Let's move on. Dora has a change of heart and takes him to her home but only to sell him to an Child Association and get enough money to buy a new TV. If it wasn't for her friend warning her against people that kill children to sell organs (another great depiction of Brazil), Dora would have probably been responsible for a cruel death. Thanks God, Dora's immorality has limits. She's lucky enough to come at time and take Josue back. Apparently her plan was to make diversion by proposing other children... but why would she give real photographs and expose other kids is she knows they're dangerous people? We'll never know, but that doesn't matter since the road movie can finally kick off. After another failed attempt to abandon Josue, the two finally stick together and the bond can be consolidated through the usual ice-melting episodes.. It's an old story of the sweet kid taming the cold heart of an adult (Heidi, Gloria to name these) but the interactions work thanks to the performance of Montenegro, nominated for an Oscar.

Josue is more problematic though. The kid is cute and knows how to deliver cold stares or enthusiastic stares, but I could feel director Walter Salles mentoring him behind. It's all in the body language, when they learn the father isn't in the right house, he has that sad walk with his head down that reads 'sadness for the dummies'; when he's got an idea, his smile is as obvious as the pre-prank grins in "Problem Child"; he knows how to "look" angry or scared. This is not bad acting but excellent pretending, but it never feels natural. And when the acting is fine, we get that overplayed, sad melody that comes at the right time to remind us this is not a comedy we're watching.

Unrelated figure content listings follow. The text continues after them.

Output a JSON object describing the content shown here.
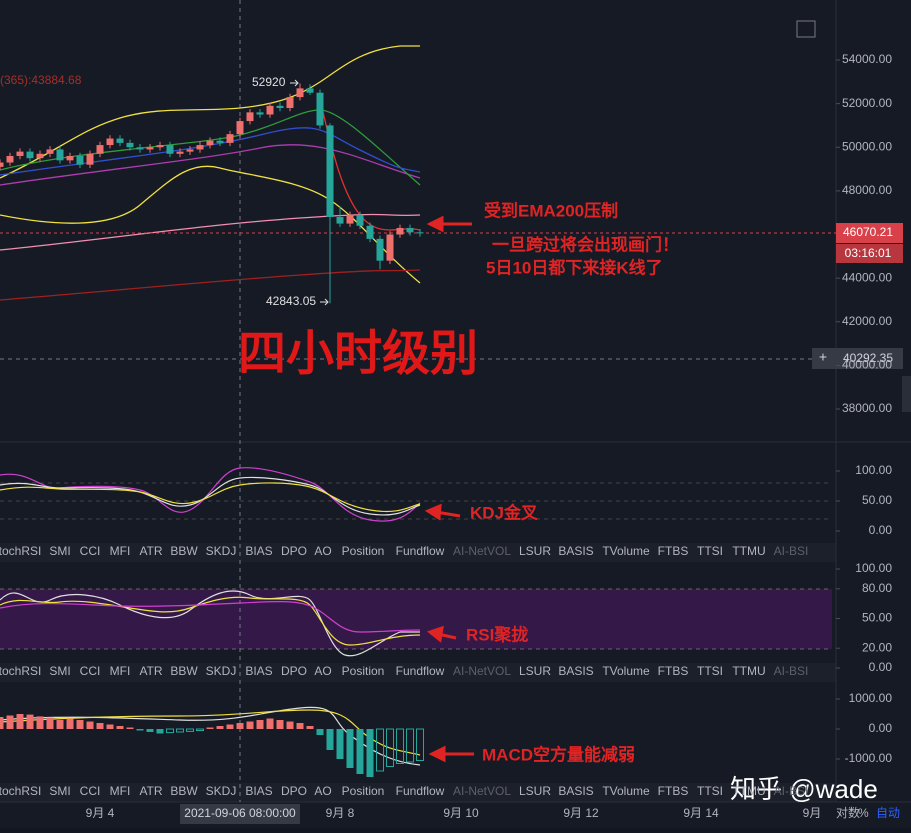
{
  "header": {
    "indicator_label": "(365):43884.68"
  },
  "price_ticks": [
    {
      "value": 54000,
      "label": "54000.00"
    },
    {
      "value": 52000,
      "label": "52000.00"
    },
    {
      "value": 50000,
      "label": "50000.00"
    },
    {
      "value": 48000,
      "label": "48000.00"
    },
    {
      "value": 44000,
      "label": "44000.00"
    },
    {
      "value": 42000,
      "label": "42000.00"
    },
    {
      "value": 40000,
      "label": "40000.00"
    },
    {
      "value": 38000,
      "label": "38000.00"
    }
  ],
  "candles": [
    [
      49100,
      49450,
      48950,
      49300
    ],
    [
      49300,
      49750,
      49150,
      49600
    ],
    [
      49600,
      49950,
      49450,
      49800
    ],
    [
      49800,
      49950,
      49350,
      49500
    ],
    [
      49500,
      49850,
      49350,
      49700
    ],
    [
      49700,
      50050,
      49550,
      49900
    ],
    [
      49900,
      50050,
      49250,
      49400
    ],
    [
      49400,
      49750,
      49250,
      49600
    ],
    [
      49600,
      49750,
      49050,
      49200
    ],
    [
      49200,
      49850,
      49050,
      49700
    ],
    [
      49700,
      50250,
      49550,
      50100
    ],
    [
      50100,
      50550,
      49950,
      50400
    ],
    [
      50400,
      50550,
      50050,
      50200
    ],
    [
      50200,
      50350,
      49850,
      50000
    ],
    [
      50000,
      50150,
      49750,
      49900
    ],
    [
      49900,
      50150,
      49750,
      50000
    ],
    [
      50000,
      50250,
      49850,
      50100
    ],
    [
      50100,
      50250,
      49550,
      49700
    ],
    [
      49700,
      49950,
      49550,
      49800
    ],
    [
      49800,
      50050,
      49650,
      49900
    ],
    [
      49900,
      50250,
      49750,
      50100
    ],
    [
      50100,
      50450,
      49950,
      50300
    ],
    [
      50300,
      50450,
      50050,
      50200
    ],
    [
      50200,
      50750,
      50050,
      50600
    ],
    [
      50600,
      51350,
      50450,
      51200
    ],
    [
      51200,
      51750,
      51050,
      51600
    ],
    [
      51600,
      51750,
      51350,
      51500
    ],
    [
      51500,
      52050,
      51350,
      51900
    ],
    [
      51900,
      52050,
      51650,
      51800
    ],
    [
      51800,
      52450,
      51650,
      52300
    ],
    [
      52300,
      52920,
      52150,
      52700
    ],
    [
      52700,
      52880,
      52400,
      52500
    ],
    [
      52500,
      52650,
      50850,
      51000
    ],
    [
      51000,
      51100,
      42843.05,
      46800
    ],
    [
      46800,
      47300,
      46350,
      46500
    ],
    [
      46500,
      47050,
      46350,
      46900
    ],
    [
      46900,
      47050,
      46250,
      46400
    ],
    [
      46400,
      46550,
      45650,
      45800
    ],
    [
      45800,
      45950,
      44400,
      44800
    ],
    [
      44800,
      46150,
      44650,
      46000
    ],
    [
      46000,
      46450,
      45850,
      46300
    ],
    [
      46300,
      46450,
      45950,
      46100
    ],
    [
      46100,
      46250,
      45900,
      46070.21
    ]
  ],
  "countdown": "03:16:01",
  "crosshair": {
    "price": 40292.35,
    "plus": "+",
    "time": "2021-09-06 08:00:00"
  },
  "notes": {
    "ema200": "受到EMA200压制",
    "breakout": "一旦跨过将会出现画门！",
    "k_line": "5日10日都下来接K线了",
    "timeframe": "四小时级别",
    "kdj": "KDJ金叉",
    "rsi": "RSI聚拢",
    "macd": "MACD空方量能减弱"
  },
  "kdj_ticks": [
    {
      "value": 100,
      "label": "100.00"
    },
    {
      "value": 50,
      "label": "50.00"
    },
    {
      "value": 0,
      "label": "0.00"
    }
  ],
  "rsi_ticks": [
    {
      "value": 100,
      "label": "100.00"
    },
    {
      "value": 80,
      "label": "80.00"
    },
    {
      "value": 50,
      "label": "50.00"
    },
    {
      "value": 20,
      "label": "20.00"
    },
    {
      "value": 0,
      "label": "0.00"
    }
  ],
  "macd_ticks": [
    {
      "value": 1000,
      "label": "1000.00"
    },
    {
      "value": 0,
      "label": "0.00"
    },
    {
      "value": -1000,
      "label": "-1000.00"
    }
  ],
  "macd_histogram": [
    400,
    450,
    500,
    480,
    420,
    380,
    300,
    350,
    300,
    250,
    200,
    150,
    100,
    50,
    -50,
    -100,
    -150,
    -120,
    -100,
    -80,
    -50,
    50,
    100,
    150,
    200,
    250,
    300,
    350,
    300,
    250,
    200,
    100,
    -200,
    -700,
    -1000,
    -1300,
    -1500,
    -1600,
    -1400,
    -1250,
    -1150,
    -1100,
    -1050
  ],
  "tabs": [
    "tochRSI",
    "SMI",
    "CCI",
    "MFI",
    "ATR",
    "BBW",
    "SKDJ",
    "BIAS",
    "DPO",
    "AO",
    "Position",
    "Fundflow",
    "AI-NetVOL",
    "LSUR",
    "BASIS",
    "TVolume",
    "FTBS",
    "TTSI",
    "TTMU",
    "AI-BSI"
  ],
  "dates": [
    "9月 4",
    "9月 8",
    "9月 10",
    "9月 12",
    "9月 14",
    "9月"
  ],
  "controls": {
    "log": "对数",
    "percent": "%",
    "auto": "自动"
  },
  "watermark": "知乎 @wade"
}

Of course, it's impossible not to ignore the journey into some places in Brazil other than Rio and the Carnival: the isolated towns, the religious ceremonials, the housing development and its cardboard houses but it's much difficult to ignore some glaring loose ends in the plot. Besides those I mentioned before: How could the man in the truck not figure that Dora stole the food from the grocery? And how come Dora left Josue without even asking him? Why would she trust her instinct that failed her so many times?

Maybe because she could finally get back to her life but now with the satisfaction of having done the right thing and becoming a good person. Hence her cries and smile at the end. This time, she would send the letters. And I guess Josue's smile at the end is because the 9-year old kid figured all that existential boost and was happy to see the most important person in her life leave him maybe forever. Yes, that makes sense.

The film had noble intentions but ended up splashing into the schmaltz it kept avoiding.